Walking with mammoths


So this blog post is somewhat out of temporal order...You may recall that the last Bragg Family South posting was a business trip I made in late April to western Arkansas.  This trip, to Waco, Texas, actually occurred a week before, but I've only now got time to post the pictures and narrative...  Well, as you can see, we went looking for mammoths!  The kids are pictured above with a life-size painting of a Columbian mammoth unearthed at what is now one of the newest gems in the National Park System--Waco Mammoth National Monument (https://www.nps.gov/waco/index.htm).  This national monument is a site found when some mammoth bones started washing out of a gully--turned out to be a large number of these Columbian mammoths (and some other animals, like camels) that got caught in a flash flood and buried thousands of years ago--the park displays and interprets the remains and this event:


Below is a cool old Texas live oak along the trail from the parking area to the excavation site:


As you can see in the picture below, the site is in an enclosed building to help protect the remains from the elements, which have been exposed as they were found--the elevated walkway helps to protect them from the visitors to the site:


The Columbian mammoth is less hairy than the woolly mammoth, which was found in more northerly (and, hence, colder) environments--the woolly mammoth is what roamed the Lake States during the Pleistocene.  While less hairy, the Columbian mammoth is the larger of the two species.  It is hard to convey how big these bones and tusks were:


Even having Stephen posing with one of the mammoth femurs (the upper big bone in the leg) doesn't really do it justice:


As you can see, this is a popular tourist spot, and isn't hard to find at all--it is right in the city limits of Waco...

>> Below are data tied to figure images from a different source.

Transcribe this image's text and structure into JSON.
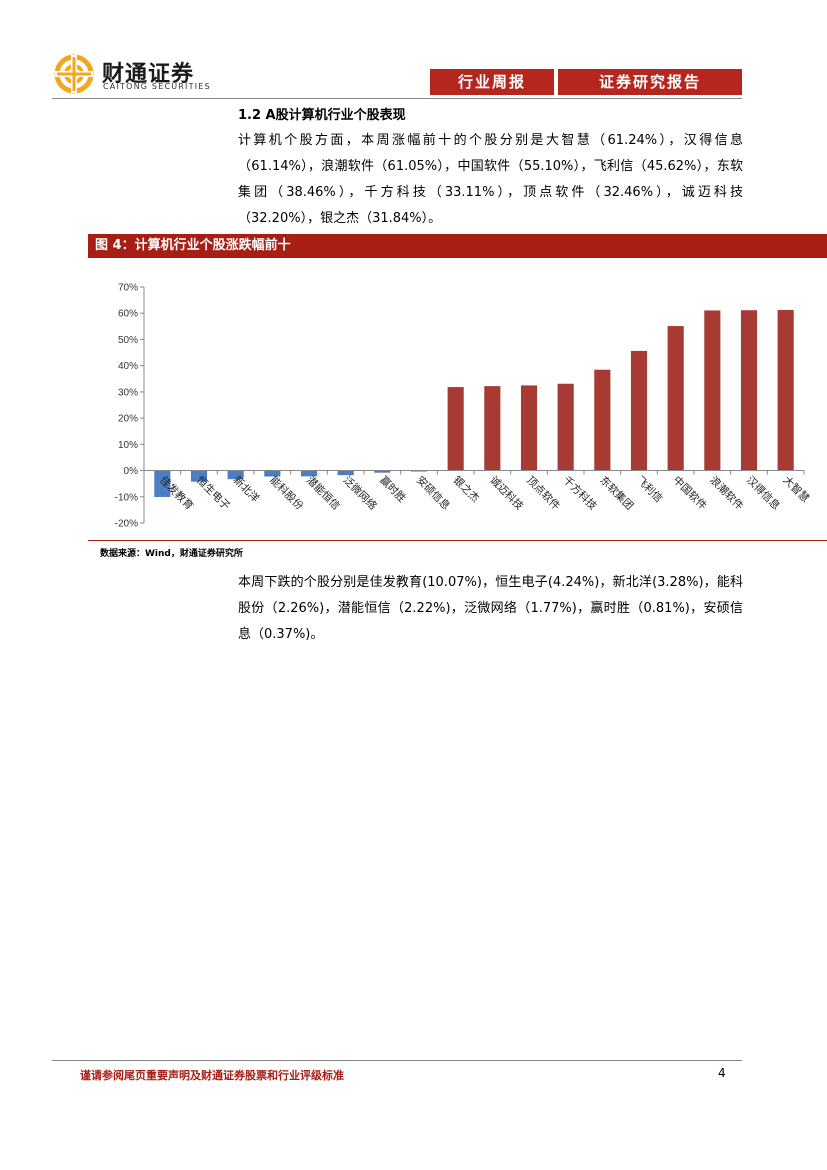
{
  "header": {
    "logo_cn": "财通证券",
    "logo_en": "CAITONG SECURITIES",
    "tab1": "行业周报",
    "tab2": "证券研究报告",
    "brand_color": "#b5261e"
  },
  "section": {
    "title": "1.2  A股计算机行业个股表现",
    "para1": "计算机个股方面，本周涨幅前十的个股分别是大智慧（61.24%），汉得信息（61.14%），浪潮软件（61.05%），中国软件（55.10%），飞利信（45.62%），东软集团（38.46%），千方科技（33.11%），顶点软件（32.46%），诚迈科技（32.20%），银之杰（31.84%）。",
    "para2": "本周下跌的个股分别是佳发教育(10.07%)，恒生电子(4.24%)，新北洋(3.28%)，能科股份（2.26%)，潜能恒信（2.22%)，泛微网络（1.77%)，赢时胜（0.81%)，安硕信息（0.37%)。"
  },
  "figure": {
    "title": "图 4：计算机行业个股涨跌幅前十",
    "source": "数据来源：Wind，财通证券研究所"
  },
  "chart_data": {
    "type": "bar",
    "categories": [
      "佳发教育",
      "恒生电子",
      "新北洋",
      "能科股份",
      "潜能恒信",
      "泛微网络",
      "赢时胜",
      "安硕信息",
      "银之杰",
      "诚迈科技",
      "顶点软件",
      "千方科技",
      "东软集团",
      "飞利信",
      "中国软件",
      "浪潮软件",
      "汉得信息",
      "大智慧"
    ],
    "values": [
      -10.07,
      -4.24,
      -3.28,
      -2.26,
      -2.22,
      -1.77,
      -0.81,
      -0.37,
      31.84,
      32.2,
      32.46,
      33.11,
      38.46,
      45.62,
      55.1,
      61.05,
      61.14,
      61.24
    ],
    "yticks": [
      "70%",
      "60%",
      "50%",
      "40%",
      "30%",
      "20%",
      "10%",
      "0%",
      "-10%",
      "-20%"
    ],
    "ylim": [
      -20,
      70
    ],
    "positive_color": "#a83a34",
    "negative_color": "#4a7ec5",
    "grid": false,
    "legend": "none"
  },
  "footer": {
    "disclaimer": "谨请参阅尾页重要声明及财通证券股票和行业评级标准",
    "page": "4"
  }
}
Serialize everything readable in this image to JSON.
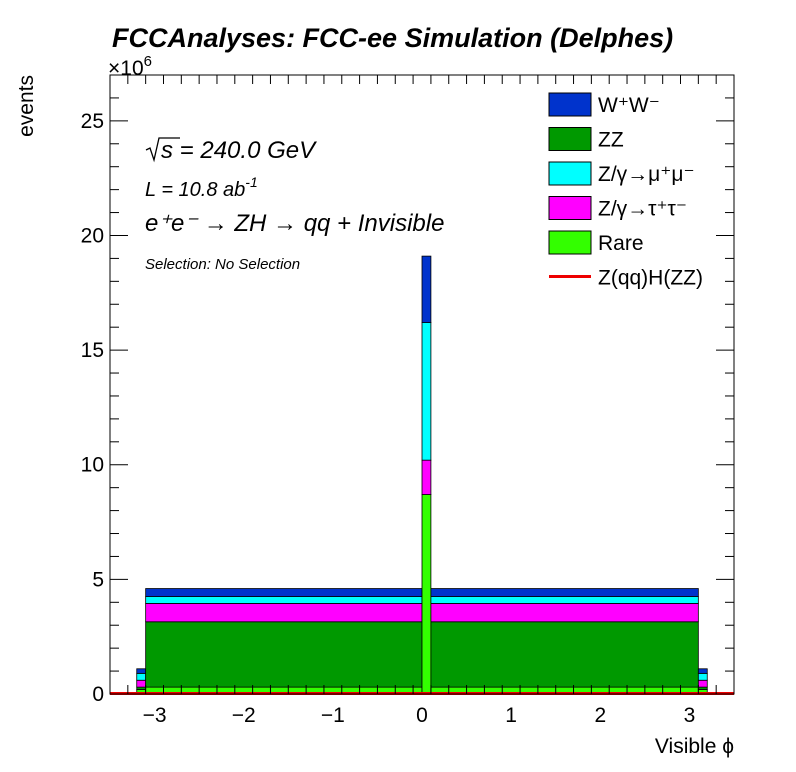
{
  "chart_data": {
    "type": "stacked-histogram",
    "title": "FCCAnalyses: FCC-ee Simulation (Delphes)",
    "xlabel": "Visible ϕ",
    "ylabel": "events",
    "y_multiplier": "×10",
    "y_multiplier_exp": "6",
    "xlim": [
      -3.5,
      3.5
    ],
    "ylim": [
      0,
      27
    ],
    "x_ticks": [
      "−3",
      "−2",
      "−1",
      "0",
      "1",
      "2",
      "3"
    ],
    "x_tick_values": [
      -3,
      -2,
      -1,
      0,
      1,
      2,
      3
    ],
    "y_ticks": [
      "0",
      "5",
      "10",
      "15",
      "20",
      "25"
    ],
    "y_tick_values": [
      0,
      5,
      10,
      15,
      20,
      25
    ],
    "annotations": {
      "sqrt_s": "s = 240.0 GeV",
      "lumi": "L = 10.8 ab",
      "lumi_exp": "-1",
      "process": "e⁺e⁻ → ZH → qq + Invisible",
      "selection": "Selection: No Selection"
    },
    "bins": [
      {
        "x0": -3.2,
        "x1": -3.1,
        "values": [
          0.2,
          0.1,
          0.3,
          0.3,
          0.2,
          0.0
        ]
      },
      {
        "x0": -3.1,
        "x1": 0.0,
        "values": [
          0.3,
          2.85,
          0.8,
          0.3,
          0.35,
          0.0
        ]
      },
      {
        "x0": 0.0,
        "x1": 0.1,
        "values": [
          8.7,
          0.0,
          1.5,
          6.0,
          2.9,
          0.0
        ]
      },
      {
        "x0": 0.1,
        "x1": 3.1,
        "values": [
          0.3,
          2.85,
          0.8,
          0.3,
          0.35,
          0.0
        ]
      },
      {
        "x0": 3.1,
        "x1": 3.2,
        "values": [
          0.2,
          0.1,
          0.3,
          0.3,
          0.2,
          0.0
        ]
      }
    ],
    "stack_order_bottom_to_top": [
      "Rare",
      "ZZ",
      "Z/γ→τ⁺τ⁻",
      "Z/γ→μ⁺μ⁻",
      "W⁺W⁻"
    ],
    "series": [
      {
        "name": "W⁺W⁻",
        "color": "#0033cc",
        "kind": "fill"
      },
      {
        "name": "ZZ",
        "color": "#009900",
        "kind": "fill"
      },
      {
        "name": "Z/γ→μ⁺μ⁻",
        "color": "#00ffff",
        "kind": "fill"
      },
      {
        "name": "Z/γ→τ⁺τ⁻",
        "color": "#ff00ff",
        "kind": "fill"
      },
      {
        "name": "Rare",
        "color": "#33ff00",
        "kind": "fill"
      },
      {
        "name": "Z(qq)H(ZZ)",
        "color": "#ee0000",
        "kind": "line"
      }
    ],
    "legend_position": "top-right"
  }
}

We had another reason to visit this site...The young lady in the ranger hat below, Melissa Weih, is the daughter of some friends of ours from our church in Monticello...  


In our 16+ years in Monticello, we have gotten to see her grow from a young, shy, quiet girl into a confident college student and now a park ranger:


The excavations done to date were largely conducted by Baylor University scientists.  Baylor University is located in Waco, and they have a really nice museum complex (the Mayborn Museum) located on part of the Baylor campus:


We visited the Mayborn Museum, which (not surprisingly) included some further interpretation of the mammoth excavations:


but also have a number of local and regional exhibits and interpretive displays, including an old one-room school house, demonstrated by our future teacher Beth:



and a number of outbuildings and displays, including the small heritage garden plot below, ably interpreted by the this young lady, a student at Baylor:


On our way back from Waco, we stayed in the city of Palestine in eastern Texas.  Palestine is one of those towns currently suffering from the decline in oil revenues, but it had many pretty old homes and other buildings constructed during better times in the past, including the lovely Sacred Heart Catholic Church, where we went for mass that Sunday morning:


On our way through eastern Texas, we stopped a couple state parks, including Caddo Mounds State Historic Site (http://www.thc.state.tx.us/historic-sites/caddo-mounds-state-historic-site), which has several large Indian mounds and a really nice museum on this prehistoric village site: 


Just down the highway, following the historic "El Camino Real de los Tejas" (loosely interpreted as the "King's Highway" through Spanish Texas (then spelled "Tejas")) we visited another Texas state park, Mission Tejas (http://tpwd.texas.gov/state-parks/mission-tejas).  This state park interprets a number of people, places, and events in this part of eastern Texas, including an early 19th century large dogtrot-style log home:


The "dogtrot" style refers to the cabin being separated into two sections (under one roof) by a passageway in the middle, sort of shown on the left of the picture below:


But the primary exhibit is a chapel built as a memorial to the original (much more crudely built from logs) Mission San Fransisco de los Tejas, a 1690 Spanish Catholic mission to the local Native Americans:


The original mission remained open only a few years; disease brought by the Europeans led to their Indian hosts driving them from the area.  The original structure was lost to time; the current chapel was actually built in the 1930s by the CCC, who embellished upon what was originally there, and added a number of interesting architectural accents, including the use of unique local building materials such as the fossil-encrusted stone floors:


A very friendly state park interpreter also pointed out how the CCC crews left their names and initials in the drying mortar--signatures, if you will, of their craftsmanship:


We finished the trip with a visit to Joshua and Heidi Adams, fellow forestry/wildlife academics and friends (they did a stint at UAM), at their home in Ruston, Louisiana.  Needless to say, we packed a lot into this very busy weekend!